Being pregnant and giving birth are natural processes, but if something goes wrong this can have serious consequences for mother and child. Research has demonstrated that the delivery is a particularly risky moment, especially if the woman is far from a maternity facility or a hospital. ‘Maternity shelters’ can contribute to a decrease in maternal and infant mortality. These shelters are ‘waiting homes’ close to a maternity facility where women living in remote areas or with increased risk of complications can stay awaiting their delivery.
Also in the first weeks after delivery problems may occur which can be solved if they are detected in time. Research has indicated that house visits by health care workers who check on mother and child, can avoid many problems. If necessary, mother and child are referred to a health care facility for further care.
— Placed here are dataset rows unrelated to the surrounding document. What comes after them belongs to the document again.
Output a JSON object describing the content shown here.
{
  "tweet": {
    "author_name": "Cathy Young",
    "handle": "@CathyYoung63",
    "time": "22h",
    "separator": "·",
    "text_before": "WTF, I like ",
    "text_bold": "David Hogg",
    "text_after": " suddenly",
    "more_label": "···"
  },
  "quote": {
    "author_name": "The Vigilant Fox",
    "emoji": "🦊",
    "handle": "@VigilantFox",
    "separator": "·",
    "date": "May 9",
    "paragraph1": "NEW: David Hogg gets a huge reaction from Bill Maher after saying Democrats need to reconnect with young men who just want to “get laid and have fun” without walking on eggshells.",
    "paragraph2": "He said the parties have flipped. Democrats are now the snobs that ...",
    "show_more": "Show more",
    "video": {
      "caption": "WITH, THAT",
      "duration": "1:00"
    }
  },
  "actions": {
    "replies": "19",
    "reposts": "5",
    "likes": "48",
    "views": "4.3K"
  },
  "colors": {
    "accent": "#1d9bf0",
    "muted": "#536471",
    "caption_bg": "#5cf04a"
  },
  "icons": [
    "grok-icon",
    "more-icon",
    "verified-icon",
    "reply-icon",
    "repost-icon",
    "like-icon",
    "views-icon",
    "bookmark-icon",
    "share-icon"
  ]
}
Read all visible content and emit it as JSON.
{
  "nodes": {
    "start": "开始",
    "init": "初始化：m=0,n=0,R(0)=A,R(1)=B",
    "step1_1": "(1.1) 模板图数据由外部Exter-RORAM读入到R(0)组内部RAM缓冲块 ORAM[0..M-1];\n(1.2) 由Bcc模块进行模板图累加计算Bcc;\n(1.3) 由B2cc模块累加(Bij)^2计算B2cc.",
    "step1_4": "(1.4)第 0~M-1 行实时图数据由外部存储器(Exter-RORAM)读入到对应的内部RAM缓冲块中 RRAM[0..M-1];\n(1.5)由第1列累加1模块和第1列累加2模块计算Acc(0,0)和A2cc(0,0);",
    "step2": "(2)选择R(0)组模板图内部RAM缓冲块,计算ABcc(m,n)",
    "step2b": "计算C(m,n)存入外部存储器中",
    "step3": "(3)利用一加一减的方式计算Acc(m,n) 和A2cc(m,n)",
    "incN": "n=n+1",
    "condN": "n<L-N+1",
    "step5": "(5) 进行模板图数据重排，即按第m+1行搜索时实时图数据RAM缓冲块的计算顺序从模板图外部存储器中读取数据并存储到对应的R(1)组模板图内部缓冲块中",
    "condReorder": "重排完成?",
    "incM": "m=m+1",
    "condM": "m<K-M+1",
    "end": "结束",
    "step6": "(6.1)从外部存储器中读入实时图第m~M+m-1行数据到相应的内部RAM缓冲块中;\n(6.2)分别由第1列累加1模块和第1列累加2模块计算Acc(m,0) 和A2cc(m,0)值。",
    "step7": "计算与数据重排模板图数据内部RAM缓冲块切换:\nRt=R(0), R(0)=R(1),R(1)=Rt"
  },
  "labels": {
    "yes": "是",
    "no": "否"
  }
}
The resources of the Marleen Temmerman Fund are used for supporting the maternity shelters and for purchasing bicycles for the health care workers who make the house visits.
Cervical cancer is the main cancer-related cause of death among women in Africa, with more than 250,000 victims per year.
30 million girls are at risk of genital mutilation in the next decennium.
Approximately 50% of pregnancies is unintended, and approximately 25% is unwanted.
Every day, 800 women die from consequences of pregnancy and delivery.
Teenage pregnancy is the main reason why girls drop out of school.